He became suddenly angry. “Look here, Margaret,” he cried, “you don’t suspect me of—”
She put her fingers on his lips and laughed quietly at him. “You’d better run along now. I’m going to hurry away to grandmother, to try to repair the damage you did.” She rose and called, “Lucia! Lucia!” The round, rosy, rather slovenly Miss Severence appeared in the little balcony—the only part of the house in view from where they sat.
“Telephone the stables for the small victoria,” called Margaret.
“Mother’s out in it,” replied Lucia.
“Then the small brougham.”
“I want that. Why don’t you take the electric?”
Lucia disappeared. Margaret turned upon the deeply-impressed Craig. “What’s the matter?” asked she, though she knew.
“I can’t get used to this carriage business,” said he. “I don’t like it. Where the private carriage begins just there democracy ends. It is the parting of the ways. People who are driving have to look down; people who aren’t have to look up.”
“Nonsense!” said Margaret, though it seemed to her to be the truth.
“Nonsense, of course,” retorted Craig. “But nonsense rules the world.” He caught her roughly by the arm. “I warn you now, when we—”
“Run along, Josh,” cried she, extricating herself and laughing, and with a wave of the hand she vanished into the shrubbery. As soon as she was beyond the danger of having to continue that curious conversation she walked less rapidly. “I wonder what he really thinks,” she said to herself. “I wonder what I really think. I suspect we’d both be amazed at ourselves and at each other if we knew.”
Arrived at her grandmother’s she had one more and huger cause for wonder. There were a dozen people in the big salon, the old lady presiding at the tea-table in high good humor. “Ah—here you are, Margaret,” cried she. “Why didn’t you bring your young man?”

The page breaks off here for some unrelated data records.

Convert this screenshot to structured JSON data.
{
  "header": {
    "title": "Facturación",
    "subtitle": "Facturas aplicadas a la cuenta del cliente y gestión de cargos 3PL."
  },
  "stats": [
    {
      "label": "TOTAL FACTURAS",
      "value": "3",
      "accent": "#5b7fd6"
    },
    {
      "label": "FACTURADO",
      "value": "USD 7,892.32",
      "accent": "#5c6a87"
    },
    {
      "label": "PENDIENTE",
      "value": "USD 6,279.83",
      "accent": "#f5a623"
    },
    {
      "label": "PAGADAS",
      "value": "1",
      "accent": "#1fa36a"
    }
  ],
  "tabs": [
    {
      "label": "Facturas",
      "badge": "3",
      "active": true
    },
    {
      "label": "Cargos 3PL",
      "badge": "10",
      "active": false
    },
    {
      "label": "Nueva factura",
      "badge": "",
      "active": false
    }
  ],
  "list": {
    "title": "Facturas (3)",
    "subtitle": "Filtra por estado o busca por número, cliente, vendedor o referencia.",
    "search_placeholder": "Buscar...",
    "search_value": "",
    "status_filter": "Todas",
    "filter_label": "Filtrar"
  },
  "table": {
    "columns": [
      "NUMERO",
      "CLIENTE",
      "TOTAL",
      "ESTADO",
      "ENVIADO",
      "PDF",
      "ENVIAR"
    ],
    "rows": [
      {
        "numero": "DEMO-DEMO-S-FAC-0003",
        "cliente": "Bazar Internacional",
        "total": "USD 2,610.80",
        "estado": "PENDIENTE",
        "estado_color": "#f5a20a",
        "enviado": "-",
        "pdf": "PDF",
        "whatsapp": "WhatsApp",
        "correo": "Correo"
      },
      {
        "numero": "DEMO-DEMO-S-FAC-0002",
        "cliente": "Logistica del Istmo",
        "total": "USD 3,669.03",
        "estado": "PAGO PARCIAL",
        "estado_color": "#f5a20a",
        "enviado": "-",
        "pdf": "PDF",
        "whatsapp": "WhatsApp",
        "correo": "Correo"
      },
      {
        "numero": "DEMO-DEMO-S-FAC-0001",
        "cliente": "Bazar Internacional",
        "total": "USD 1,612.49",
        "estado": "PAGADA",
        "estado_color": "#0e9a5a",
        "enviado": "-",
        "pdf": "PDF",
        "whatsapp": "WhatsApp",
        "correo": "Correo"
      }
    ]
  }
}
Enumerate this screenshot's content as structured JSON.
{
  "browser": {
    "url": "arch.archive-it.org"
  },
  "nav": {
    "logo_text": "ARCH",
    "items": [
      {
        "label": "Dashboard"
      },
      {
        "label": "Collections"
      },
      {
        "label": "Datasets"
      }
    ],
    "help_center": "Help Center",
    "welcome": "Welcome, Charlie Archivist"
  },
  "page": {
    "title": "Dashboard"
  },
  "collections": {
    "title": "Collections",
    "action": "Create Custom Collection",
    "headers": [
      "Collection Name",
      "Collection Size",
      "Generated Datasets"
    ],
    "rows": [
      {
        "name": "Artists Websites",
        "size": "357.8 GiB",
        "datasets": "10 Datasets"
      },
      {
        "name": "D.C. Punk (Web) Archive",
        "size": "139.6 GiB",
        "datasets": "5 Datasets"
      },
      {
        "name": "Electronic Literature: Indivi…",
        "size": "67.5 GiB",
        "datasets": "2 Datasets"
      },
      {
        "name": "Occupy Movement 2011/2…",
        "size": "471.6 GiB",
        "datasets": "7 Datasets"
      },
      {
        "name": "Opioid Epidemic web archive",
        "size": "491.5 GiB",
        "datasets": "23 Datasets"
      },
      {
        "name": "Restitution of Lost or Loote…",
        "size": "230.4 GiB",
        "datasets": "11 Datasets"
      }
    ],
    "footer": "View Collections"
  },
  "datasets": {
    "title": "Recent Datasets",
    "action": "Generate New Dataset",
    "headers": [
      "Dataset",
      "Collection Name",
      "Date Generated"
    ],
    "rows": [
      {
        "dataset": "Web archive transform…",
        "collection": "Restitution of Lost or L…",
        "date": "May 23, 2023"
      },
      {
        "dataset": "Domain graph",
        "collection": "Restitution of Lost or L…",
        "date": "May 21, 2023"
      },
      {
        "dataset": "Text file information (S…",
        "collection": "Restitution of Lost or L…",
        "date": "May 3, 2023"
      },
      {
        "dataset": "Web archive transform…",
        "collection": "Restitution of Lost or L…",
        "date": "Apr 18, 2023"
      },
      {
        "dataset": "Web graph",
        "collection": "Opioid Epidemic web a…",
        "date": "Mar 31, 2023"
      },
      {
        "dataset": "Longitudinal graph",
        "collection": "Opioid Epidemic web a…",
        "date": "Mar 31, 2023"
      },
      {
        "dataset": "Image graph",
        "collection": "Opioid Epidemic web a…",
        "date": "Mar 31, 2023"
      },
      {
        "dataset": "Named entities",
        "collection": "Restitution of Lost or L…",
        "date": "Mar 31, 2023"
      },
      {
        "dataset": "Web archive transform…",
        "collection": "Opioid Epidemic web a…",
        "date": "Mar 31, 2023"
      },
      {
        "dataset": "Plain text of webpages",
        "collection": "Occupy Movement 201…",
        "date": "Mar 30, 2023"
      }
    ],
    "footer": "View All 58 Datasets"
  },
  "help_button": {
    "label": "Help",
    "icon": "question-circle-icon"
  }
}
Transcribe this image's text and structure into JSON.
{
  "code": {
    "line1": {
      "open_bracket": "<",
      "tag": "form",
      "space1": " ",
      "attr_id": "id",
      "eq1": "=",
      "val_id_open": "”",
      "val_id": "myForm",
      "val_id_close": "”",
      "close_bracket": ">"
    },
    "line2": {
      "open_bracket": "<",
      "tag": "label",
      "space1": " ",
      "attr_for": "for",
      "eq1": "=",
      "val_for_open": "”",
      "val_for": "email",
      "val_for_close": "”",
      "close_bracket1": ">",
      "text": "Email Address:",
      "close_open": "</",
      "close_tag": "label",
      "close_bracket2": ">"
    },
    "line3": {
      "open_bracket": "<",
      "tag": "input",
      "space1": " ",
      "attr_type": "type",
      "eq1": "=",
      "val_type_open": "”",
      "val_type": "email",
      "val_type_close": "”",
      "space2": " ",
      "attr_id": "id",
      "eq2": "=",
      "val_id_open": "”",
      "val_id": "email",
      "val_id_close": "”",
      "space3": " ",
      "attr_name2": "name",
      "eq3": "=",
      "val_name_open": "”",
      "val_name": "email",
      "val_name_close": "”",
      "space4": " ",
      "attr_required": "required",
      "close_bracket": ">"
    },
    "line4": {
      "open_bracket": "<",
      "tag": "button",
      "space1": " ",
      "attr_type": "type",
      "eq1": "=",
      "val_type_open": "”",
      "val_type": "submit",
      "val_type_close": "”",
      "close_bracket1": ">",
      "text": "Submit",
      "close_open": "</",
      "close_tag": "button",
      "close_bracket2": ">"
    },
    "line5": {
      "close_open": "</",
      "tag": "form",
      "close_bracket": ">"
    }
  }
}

“He’s too busy for frivolity,” replied Margaret.
“I saw him this afternoon,” continued Madam Bowker, talking aside to her alone when the ripples from the new stone in the pond had died away. “He’s what they call a pretty rough customer. But he has his good points.”
“You liked him better?” said the astonished Margaret.
“I disliked him less,” corrected the old lady. “He’s not a man any one”—this with emphasis and a sharp glance at her granddaughter— “likes. He neither likes nor is liked. He’s too much of an ambition for such petty things. People of purpose divide their fellows into two classes, the useful and the useless. They seek allies among the useful, they avoid the useless.”
“Why do you laugh, child? Because you don’t believe it?”
Margaret sighed. “No, because I don’t want to believe it.”